Protokol Zionis yang ketujuhbelas
…Kita
telah lama menjaga dengan hati-hati upaya mendiskreditkan para ulama
non-Yahudi (termasuk Imam Mazhab yang empat) dalam rangka menghancurkan
misi mereka, yang pada saat ini dapat secara serius menghalangi misi
kita. Pengaruh mereka atas masyarakat mereka berkurang dari hari ke
hari. Kebebasan hati nurani yang bebas dari paham agama telah
dikumandangkan dimana-mana. Tinggal masalah waktu maka agama-agama itu
akan bertumbangan…..
Salah satu upaya mengdiskreditkan
Imam Mazhab yang empat adalah menyalahgunakan perkataan atau pendapat
Imam Mazhab yang empat yang jsutru untuk meninggalkan apa yang telah
dikerjakan dan dihasilkan oleh Imam Mazhab yang empat sebagaimana yang
telah disampaikan dalam tulisan pada
http://mutiarazuhud.wordpress.com/2013/12/13/tidak-bermazhab/
Mereka
yang “kembali kepada Al Qur’an dan As Sunnah” secara otodidak
(shahafi) meninggalkan Imam Mazhab yang empat dengan alasan seperti
“kita harus mengikuti hadits shahih bukan mengikuti ulama.
Mereka
mengingatkan bahwa Al-Imam Al-Syafi’i sendiri berkata, “Idza shahha
al-hadits fahuwa mazhabi (apabila suatu hadits itu shahih, maka hadits
itulah mazhabku)”.
Banyak kalangan yang tidak memahami
dengan benar perkataan Beliau. Sehingga, jika yang bersangkutan
menemukan sebuah hadits shahih yang menurut pemahaman mereka
bertentangan dengan pendapat mazhab Syafi’i maka yang bersangkutan
langsung menyatakan bahwa pendapat mazhab itu tidak benar, karena Imam
Syafi’i sendiri mengatakan bahwa hadits shahih adalah mazhab beliau.

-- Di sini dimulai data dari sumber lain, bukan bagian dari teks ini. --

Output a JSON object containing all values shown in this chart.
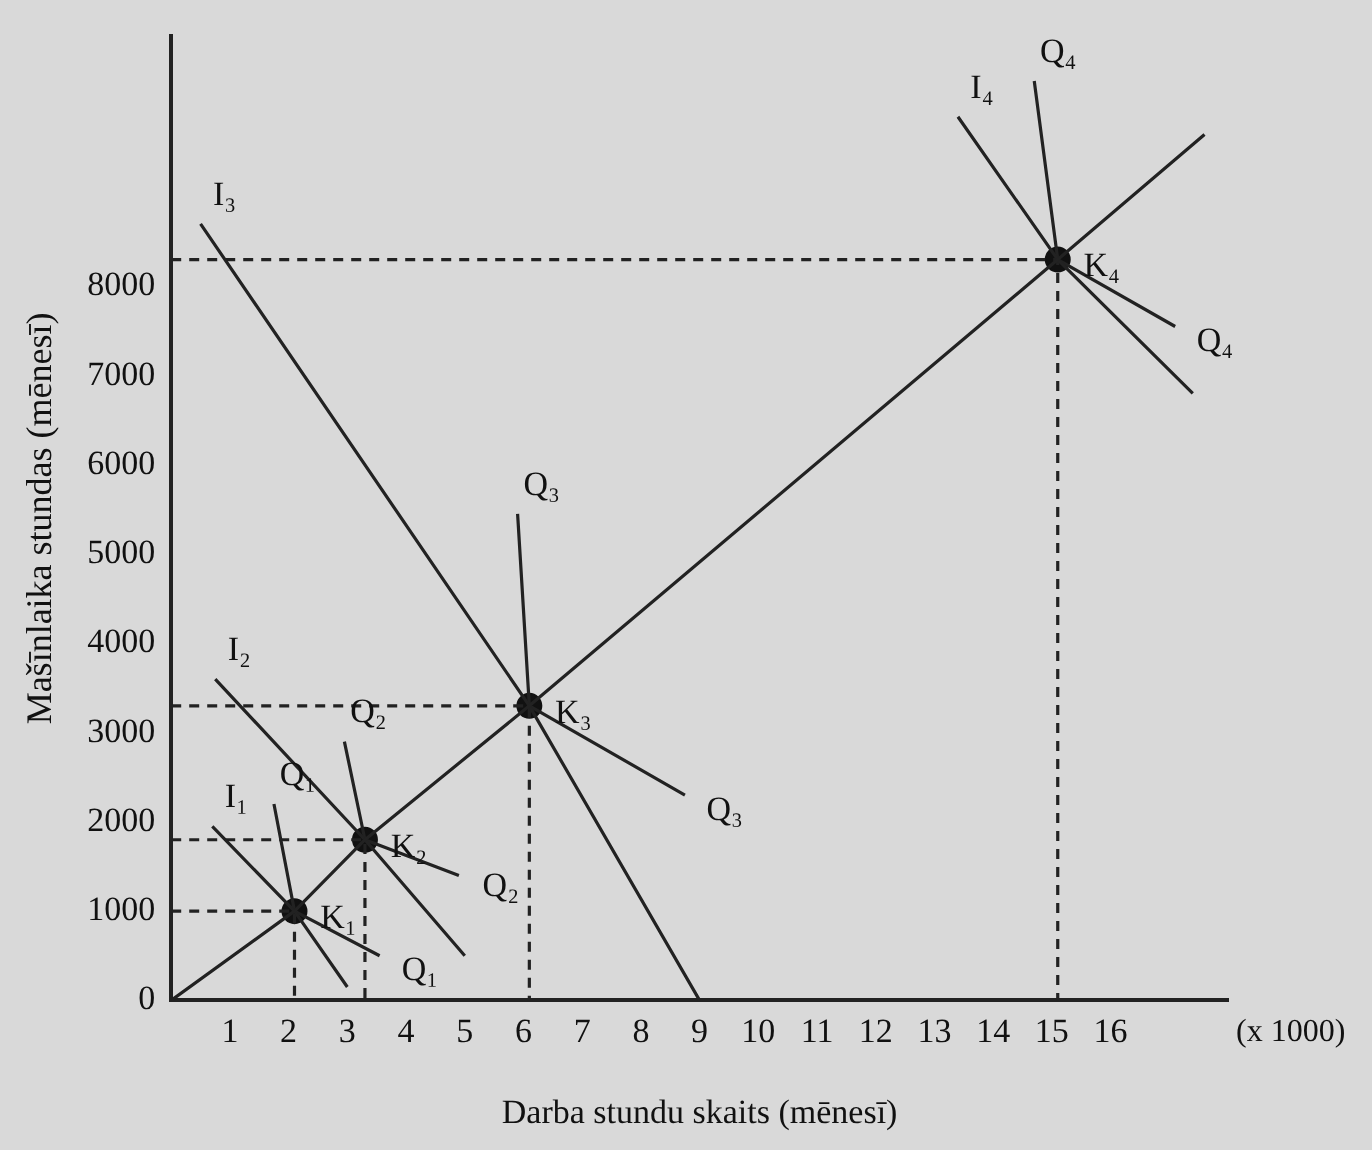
{
  "chart_data": {
    "type": "line",
    "xlabel": "Darba stundu skaits (mēnesī)",
    "ylabel": "Mašīnlaika stundas (mēnesī)",
    "xlim": [
      0,
      18
    ],
    "ylim": [
      0,
      10800
    ],
    "xticks": [
      1,
      2,
      3,
      4,
      5,
      6,
      7,
      8,
      9,
      10,
      11,
      12,
      13,
      14,
      15,
      16
    ],
    "yticks": [
      0,
      1000,
      2000,
      3000,
      4000,
      5000,
      6000,
      7000,
      8000
    ],
    "grid": false,
    "legend": false,
    "marker": "none",
    "line_style": "solid",
    "series": [
      {
        "color": "#222222",
        "x": [
          0,
          2.1,
          3.3,
          6.1,
          15.1,
          17.6
        ],
        "values": [
          0,
          1000,
          1800,
          3300,
          8300,
          9700
        ]
      },
      {
        "color": "#222222",
        "x": [
          0.7,
          2.1,
          3.0
        ],
        "values": [
          1950,
          1000,
          150
        ]
      },
      {
        "color": "#222222",
        "x": [
          0.75,
          3.3,
          5.0
        ],
        "values": [
          3600,
          1800,
          500
        ]
      },
      {
        "color": "#222222",
        "x": [
          0.5,
          6.1,
          9.0
        ],
        "values": [
          8700,
          3300,
          0
        ]
      },
      {
        "color": "#222222",
        "x": [
          13.4,
          15.1,
          17.4
        ],
        "values": [
          9900,
          8300,
          6800
        ]
      },
      {
        "color": "#222222",
        "x": [
          1.75,
          2.1,
          3.55
        ],
        "values": [
          2200,
          1000,
          500
        ]
      },
      {
        "color": "#222222",
        "x": [
          2.95,
          3.3,
          4.9
        ],
        "values": [
          2900,
          1800,
          1400
        ]
      },
      {
        "color": "#222222",
        "x": [
          5.9,
          6.1,
          8.75
        ],
        "values": [
          5450,
          3300,
          2300
        ]
      },
      {
        "color": "#222222",
        "x": [
          14.7,
          15.1,
          17.1
        ],
        "values": [
          10300,
          8300,
          7550
        ]
      },
      {
        "color": "#222222",
        "line_style": "dashed",
        "x": [
          0,
          2.1,
          2.1
        ],
        "values": [
          1000,
          1000,
          0
        ]
      },
      {
        "color": "#222222",
        "line_style": "dashed",
        "x": [
          0,
          3.3,
          3.3
        ],
        "values": [
          1800,
          1800,
          0
        ]
      },
      {
        "color": "#222222",
        "line_style": "dashed",
        "x": [
          0,
          6.1,
          6.1
        ],
        "values": [
          3300,
          3300,
          0
        ]
      },
      {
        "color": "#222222",
        "line_style": "dashed",
        "x": [
          0,
          15.1,
          15.1
        ],
        "values": [
          8300,
          8300,
          0
        ]
      },
      {
        "type": "scatter",
        "color": "#111111",
        "marker": "circle",
        "x": [
          2.1,
          3.3,
          6.1,
          15.1
        ],
        "values": [
          1000,
          1800,
          3300,
          8300
        ]
      }
    ],
    "annotations": [
      {
        "text": "I₁",
        "x": 0.7,
        "y": 1950
      },
      {
        "text": "I₂",
        "x": 0.75,
        "y": 3600
      },
      {
        "text": "I₃",
        "x": 0.5,
        "y": 8700
      },
      {
        "text": "I₄",
        "x": 13.4,
        "y": 9900
      },
      {
        "text": "Q₁",
        "x": 1.75,
        "y": 2200
      },
      {
        "text": "Q₁",
        "x": 3.55,
        "y": 500
      },
      {
        "text": "Q₂",
        "x": 2.95,
        "y": 2900
      },
      {
        "text": "Q₂",
        "x": 4.9,
        "y": 1400
      },
      {
        "text": "Q₃",
        "x": 5.9,
        "y": 5450
      },
      {
        "text": "Q₃",
        "x": 8.75,
        "y": 2300
      },
      {
        "text": "Q₄",
        "x": 14.7,
        "y": 10300
      },
      {
        "text": "Q₄",
        "x": 17.1,
        "y": 7550
      },
      {
        "text": "K₁",
        "x": 2.1,
        "y": 1000
      },
      {
        "text": "K₂",
        "x": 3.3,
        "y": 1800
      },
      {
        "text": "K₃",
        "x": 6.1,
        "y": 3300
      },
      {
        "text": "K₄",
        "x": 15.1,
        "y": 8300
      },
      "(x 1000)"
    ]
  }
}
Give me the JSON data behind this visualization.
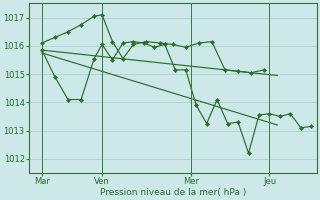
{
  "bg_color": "#cce8e8",
  "grid_color": "#aacccc",
  "line_color": "#2a6e2a",
  "xlabel": "Pression niveau de la mer( hPa )",
  "ylim": [
    1011.5,
    1017.5
  ],
  "yticks": [
    1012,
    1013,
    1014,
    1015,
    1016,
    1017
  ],
  "xlim": [
    0,
    11
  ],
  "x_tick_labels": [
    "Mar",
    "Ven",
    "Mer",
    "Jeu"
  ],
  "x_tick_positions": [
    0.5,
    2.8,
    6.2,
    9.2
  ],
  "vline_positions": [
    0.5,
    2.8,
    6.2,
    9.2
  ],
  "series_upper": {
    "x": [
      0.5,
      1.0,
      1.5,
      2.0,
      2.5,
      2.8,
      3.2,
      3.6,
      4.0,
      4.5,
      5.0,
      5.5,
      6.0,
      6.5,
      7.0,
      7.5,
      8.0,
      8.5,
      9.0
    ],
    "y": [
      1016.1,
      1016.3,
      1016.5,
      1016.75,
      1017.05,
      1017.1,
      1016.15,
      1015.55,
      1016.05,
      1016.15,
      1016.1,
      1016.05,
      1015.95,
      1016.1,
      1016.15,
      1015.15,
      1015.1,
      1015.05,
      1015.15
    ]
  },
  "series_trend1": {
    "x": [
      0.5,
      9.5
    ],
    "y": [
      1015.85,
      1014.95
    ]
  },
  "series_trend2": {
    "x": [
      0.5,
      9.5
    ],
    "y": [
      1015.75,
      1013.2
    ]
  },
  "series_lower": {
    "x": [
      0.5,
      1.0,
      1.5,
      2.0,
      2.5,
      2.8,
      3.2,
      3.6,
      4.0,
      4.4,
      4.8,
      5.2,
      5.6,
      6.0,
      6.4,
      6.8,
      7.2,
      7.6,
      8.0,
      8.4,
      8.8,
      9.2,
      9.6,
      10.0,
      10.4,
      10.8
    ],
    "y": [
      1015.85,
      1014.9,
      1014.1,
      1014.1,
      1015.55,
      1016.05,
      1015.5,
      1016.1,
      1016.15,
      1016.1,
      1015.95,
      1016.05,
      1015.15,
      1015.15,
      1013.9,
      1013.25,
      1014.1,
      1013.25,
      1013.3,
      1012.2,
      1013.55,
      1013.6,
      1013.5,
      1013.6,
      1013.1,
      1013.15
    ]
  }
}
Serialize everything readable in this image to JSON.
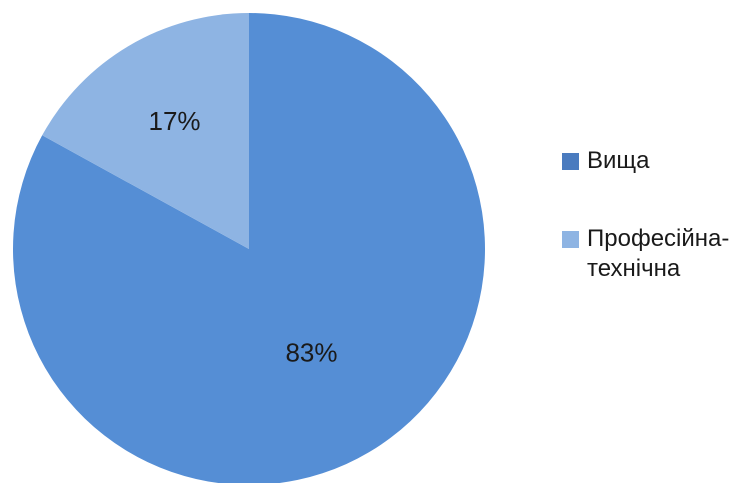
{
  "chart_data": {
    "type": "pie",
    "title": "",
    "legend_position": "right",
    "slices": [
      {
        "label": "Вища",
        "value": 83,
        "data_label": "83%",
        "color": "#558ed5",
        "legend_color": "#4a7bbf"
      },
      {
        "label": "Професійна-\nтехнічна",
        "value": 17,
        "data_label": "17%",
        "color": "#8eb4e3",
        "legend_color": "#8eb4e3"
      }
    ]
  }
}
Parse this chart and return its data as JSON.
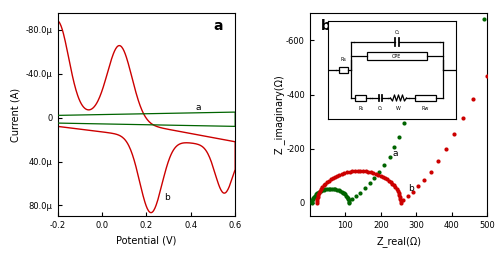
{
  "panel_a": {
    "label": "a",
    "xlabel": "Potential (V)",
    "ylabel": "Current (A)",
    "xlim": [
      -0.2,
      0.6
    ],
    "ylim_top": -9.5e-05,
    "ylim_bottom": 9e-05,
    "yticks": [
      -8e-05,
      -4e-05,
      0,
      4e-05,
      8e-05
    ],
    "ytick_labels": [
      "-80.0μ",
      "-40.0μ",
      "0",
      "40.0μ",
      "80.0μ"
    ],
    "xticks": [
      -0.2,
      0.0,
      0.2,
      0.4,
      0.6
    ],
    "curve_a_color": "#006400",
    "curve_b_color": "#cc0000",
    "label_a": "a",
    "label_b": "b"
  },
  "panel_b": {
    "label": "b",
    "xlabel": "Z_real(Ω)",
    "ylabel": "Z _imaginary(Ω)",
    "xlim": [
      0,
      500
    ],
    "ylim_top": -700,
    "ylim_bottom": 50,
    "yticks": [
      0,
      -200,
      -400,
      -600
    ],
    "ytick_labels": [
      "0",
      "-200",
      "-400",
      "-600"
    ],
    "xticks": [
      100,
      200,
      300,
      400,
      500
    ],
    "curve_a_color": "#006400",
    "curve_b_color": "#cc0000",
    "label_a": "a",
    "label_b": "b"
  }
}
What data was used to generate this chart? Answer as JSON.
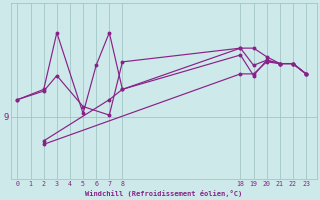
{
  "background_color": "#cde9e9",
  "line_color": "#882288",
  "grid_color": "#9bbfbf",
  "xlabel": "Windchill (Refroidissement éolien,°C)",
  "x_ticks_left": [
    0,
    1,
    2,
    3,
    4,
    5,
    6,
    7,
    8
  ],
  "x_ticks_right": [
    18,
    19,
    20,
    21,
    22,
    23
  ],
  "series1_x_pos": [
    0,
    2,
    3,
    5,
    7,
    8,
    17,
    18,
    19,
    20,
    21,
    22
  ],
  "series1_y": [
    9.5,
    9.75,
    10.2,
    9.3,
    9.05,
    10.6,
    11.0,
    11.0,
    10.75,
    10.55,
    10.55,
    10.25
  ],
  "series2_x_pos": [
    0,
    2,
    3,
    5,
    6,
    7,
    8,
    17,
    18,
    19,
    20,
    21,
    22
  ],
  "series2_y": [
    9.5,
    9.8,
    11.45,
    9.1,
    10.5,
    11.45,
    9.8,
    10.8,
    10.2,
    10.65,
    10.55,
    10.55,
    10.25
  ],
  "series3_x_pos": [
    2,
    17,
    18,
    19,
    20,
    21,
    22
  ],
  "series3_y": [
    8.2,
    10.25,
    10.25,
    10.6,
    10.55,
    10.55,
    10.25
  ],
  "series4_x_pos": [
    2,
    7,
    8,
    17,
    18,
    19,
    20,
    21,
    22
  ],
  "series4_y": [
    8.3,
    9.5,
    9.8,
    11.0,
    10.5,
    10.65,
    10.55,
    10.55,
    10.25
  ],
  "ylim": [
    7.2,
    12.3
  ],
  "xlim": [
    -0.5,
    22.8
  ],
  "left_tick_positions": [
    0,
    1,
    2,
    3,
    4,
    5,
    6,
    7,
    8
  ],
  "right_tick_positions": [
    17,
    18,
    19,
    20,
    21,
    22
  ],
  "left_tick_labels": [
    "0",
    "1",
    "2",
    "3",
    "4",
    "5",
    "6",
    "7",
    "8"
  ],
  "right_tick_labels": [
    "18",
    "19",
    "20",
    "21",
    "22",
    "23"
  ],
  "ytick_pos": [
    9
  ],
  "ytick_label": [
    "9"
  ]
}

Atau ketika seseorang menemukan sebuah hadits yang shahih, yang
bersangkutan langsung mengklaim, bahwa ini adalah mazhab Syafi’i.
Imam
Al-Nawawi sepakat dengan gurunya ini dan berkata, “(Ucapan Al-Syafi’i)
ini hanya untuk orang yang telah mencapai derajat mujtahid madzhab.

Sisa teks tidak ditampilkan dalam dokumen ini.